Conte lo ha definito un momento storico per l’Italia e l’Europa.

“Quello che mi piace notare è il risvolto politico di questa storia. Solo due mesi fa esistevano solo due correnti: quelli del dobbiamo prendere il Mes perché non c’è nient’altro a disposizione e quelli invece del non avremo nulla perché non siamo abbastanza forti in Europa. Poi c’era un partito, il M5s, che sosteneva Conte sulla linea del dobbiamo imporre una nuova linea di credito, logiche che non abbiano condizionalità. E la storia ci ha dato ragione”.

Matteo Salvini, invece, sostiene che è una grossa fregatura.

“Onestamente a Salvini sta replicando la storia. Persino i suoi alleati di destra lo stanno scaricando perché la sua linea è diventata patetica. Ha perso ovunque perché il fronte dell’ultra-destra europeo, dove siede comodo, oggi ha avuto un grande smacco perché, grazie alla spinta dell’Italia e di Conte, l’Europa oggi ha dato una risposta concreta”.

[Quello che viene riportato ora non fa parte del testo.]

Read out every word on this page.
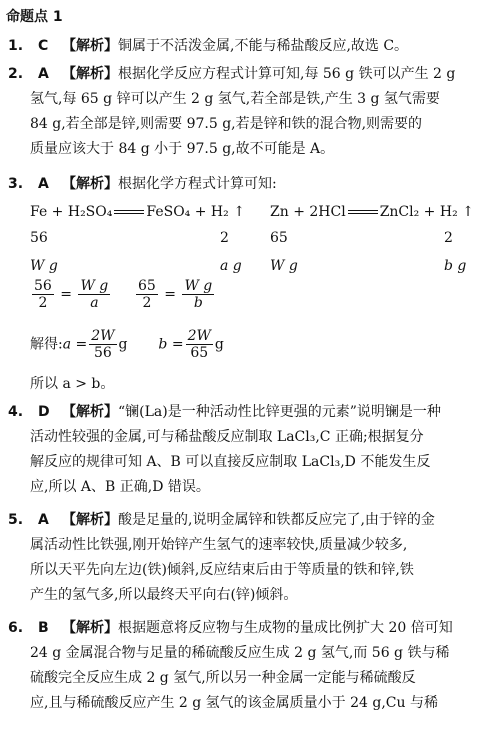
命题点 1
1. C 【解析】铜属于不活泼金属,不能与稀盐酸反应,故选 C。
2. A 【解析】根据化学反应方程式计算可知,每 56 g 铁可以产生 2 g
氢气,每 65 g 锌可以产生 2 g 氢气,若全部是铁,产生 3 g 氢气需要
84 g,若全部是锌,则需要 97.5 g,若是锌和铁的混合物,则需要的
质量应该大于 84 g 小于 97.5 g,故不可能是 A。
3. A 【解析】根据化学方程式计算可知:
Fe + H₂SO₄ FeSO₄ + H₂ ↑ Zn + 2HCl ZnCl₂ + H₂ ↑
56	2	65	2
W g	a g W g	b g
$\frac{56}{2} = \frac{\text{W g}}{a} \frac{65}{2} = \frac{\text{W g}}{b}$
解得:a = $\frac{2W}{56}$ g $b = \frac{2W}{65}$ g
所以 a > b。
4. D 【解析】“镧(La)是一种活动性比锌更强的元素”说明镧是一种
活动性较强的金属,可与稀盐酸反应制取 LaCl₃,C 正确;根据复分
解反应的规律可知 A、B 可以直接反应制取 LaCl₃,D 不能发生反
应,所以 A、B 正确,D 错误。
5. A 【解析】酸是足量的,说明金属锌和铁都反应完了,由于锌的金
属活动性比铁强,刚开始锌产生氢气的速率较快,质量减少较多,
所以天平先向左边(铁)倾斜,反应结束后由于等质量的铁和锌,铁
产生的氢气多,所以最终天平向右(锌)倾斜。
6. B 【解析】根据题意将反应物与生成物的量成比例扩大 20 倍可知
24 g 金属混合物与足量的稀硫酸反应生成 2 g 氢气,而 56 g 铁与稀
硫酸完全反应生成 2 g 氢气,所以另一种金属一定能与稀硫酸反
应,且与稀硫酸反应产生 2 g 氢气的该金属质量小于 24 g,Cu 与稀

Come dovremo secondo lei spendere questi soldi?

“Siamo molto felici che la logica dell’erogazione di questi soldi rispecchi chiaramente la visione del governo e del M5S. Noi abbiamo sempre detto che dobbiamo investire in innovazione e sviluppo verde”.

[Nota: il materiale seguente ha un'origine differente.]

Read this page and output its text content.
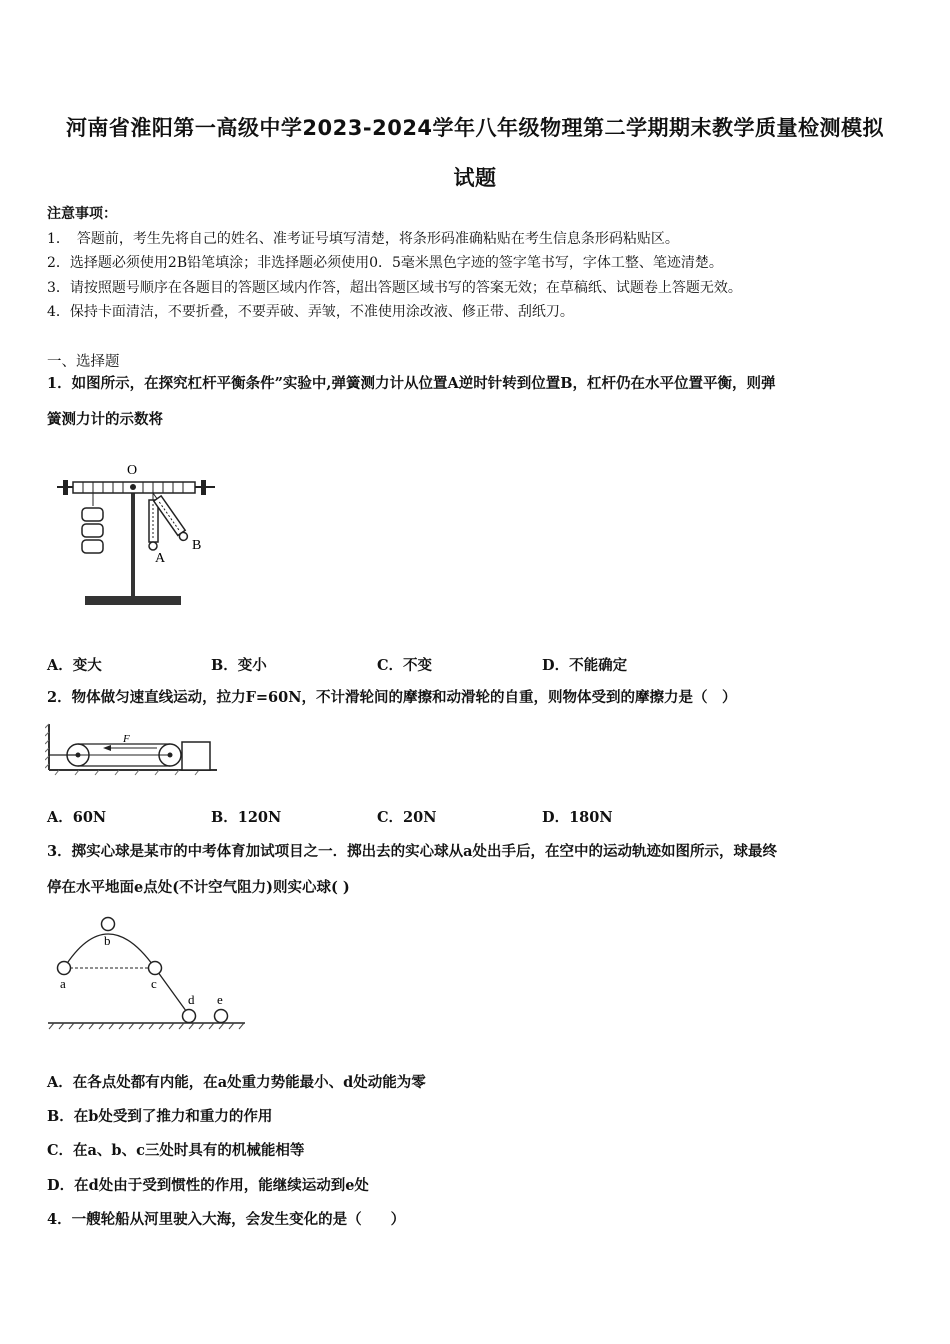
河南省淮阳第一高级中学2023-2024学年八年级物理第二学期期末教学质量检测模拟
试题
注意事项：
1．　答题前，考生先将自己的姓名、准考证号填写清楚，将条形码准确粘贴在考生信息条形码粘贴区。
2．选择题必须使用2B铅笔填涂；非选择题必须使用0．5毫米黑色字迹的签字笔书写，字体工整、笔迹清楚。
3．请按照题号顺序在各题目的答题区域内作答，超出答题区域书写的答案无效；在草稿纸、试题卷上答题无效。
4．保持卡面清洁，不要折叠，不要弄破、弄皱，不准使用涂改液、修正带、刮纸刀。
一、选择题
1．如图所示，在探究杠杆平衡条件”实验中,弹簧测力计从位置A逆时针转到位置B，杠杆仍在水平位置平衡，则弹
簧测力计的示数将
O
A
B
A．变大	B．变小	C．不变	D．不能确定
2．物体做匀速直线运动，拉力F=60N，不计滑轮间的摩擦和动滑轮的自重，则物体受到的摩擦力是（　）
F
A．60N	B．120N	C．20N	D．180N
3．掷实心球是某市的中考体育加试项目之一．掷出去的实心球从a处出手后，在空中的运动轨迹如图所示，球最终
停在水平地面e点处(不计空气阻力)则实心球( )
a
b
c
d e
A．在各点处都有内能，在a处重力势能最小、d处动能为零
B．在b处受到了推力和重力的作用
C．在a、b、c三处时具有的机械能相等
D．在d处由于受到惯性的作用，能继续运动到e处
4．一艘轮船从河里驶入大海，会发生变化的是（　　）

Il Mes ora che è stato raggiunto l’accordo sul Recovery fund passa in secondo piano?

“Stiamo parlando di 209 miliardi contro i 36 miliardi del Mes, che matematicamente passa in secondo piano. Certo se al Mes togli le condizionalità non è più il Mes. Siamo sempre disponibili a ragionare ma oggi non mi pare una priorità”.

Il risultato in Ue è frutto di un lavoro di squadra del governo. Perché non replicare tale successo nei territori con le regionali alle porte?

“In Liguria lo stiamo facendo. Ma l’esperienza del governo attuale nasce dal fatto che abbiamo raggiunto una mediazione su un presidente che fosse una faccia nuova, espressione di programmi nuovi. Se tratti su alleanze regionali e si presentano ancora i De Luca per noi non ci può essere margine di trattativa”.

Anche Emiliano in Puglia è da considerare alla stregua di De Luca?

“Noi abbiamo proposto un’alternativa reale ai presidenti che hanno tradizionalmente governato col Pd altrimenti non sarebbe stata rappresentativa di una nuova coalizione. Il problema non è Emiliano ma i criteri della scelta”.

Ci sarà un passaggio su Rousseau?

“è una piattaforma innovativa che allarga il principio democratico a tutti i nostri elettori e sostenitori. Non ci ha mai spaventato farvi ricorso”.

Al Senato il gruppo ha approvato una modifica al regolamento con cui si rende vincolante la linea politica decisa in assemblea.

“Oggi specie al Senato, credo, ci sia un forte senso di responsabilità e comprensione del momento storico che stiamo vivendo. Noi dobbiamo dare risposte al paese non alle voci interne al singolo partito. Non mi occupo di questo, perché non è ciò che fa bene al paese. Non è tempo di giocare”.

Dopo le regionali dovrebbero tenersi gli Stati generali…

“Per noi è urgente arrivarci ma nei tempi giusti. Per esempio ora è importante discutere sull’utilizzo dei fondi europei su cui si è trovato l’accordo. Non abbiamo fretta di anteporre gli Stati generali alla tenuta del paese”.

è fiducioso sulla tenuta del governo?

“Molto fiducioso. Anche perché credo che nessuno si voglia prendere la responsabilità dell’opposto”.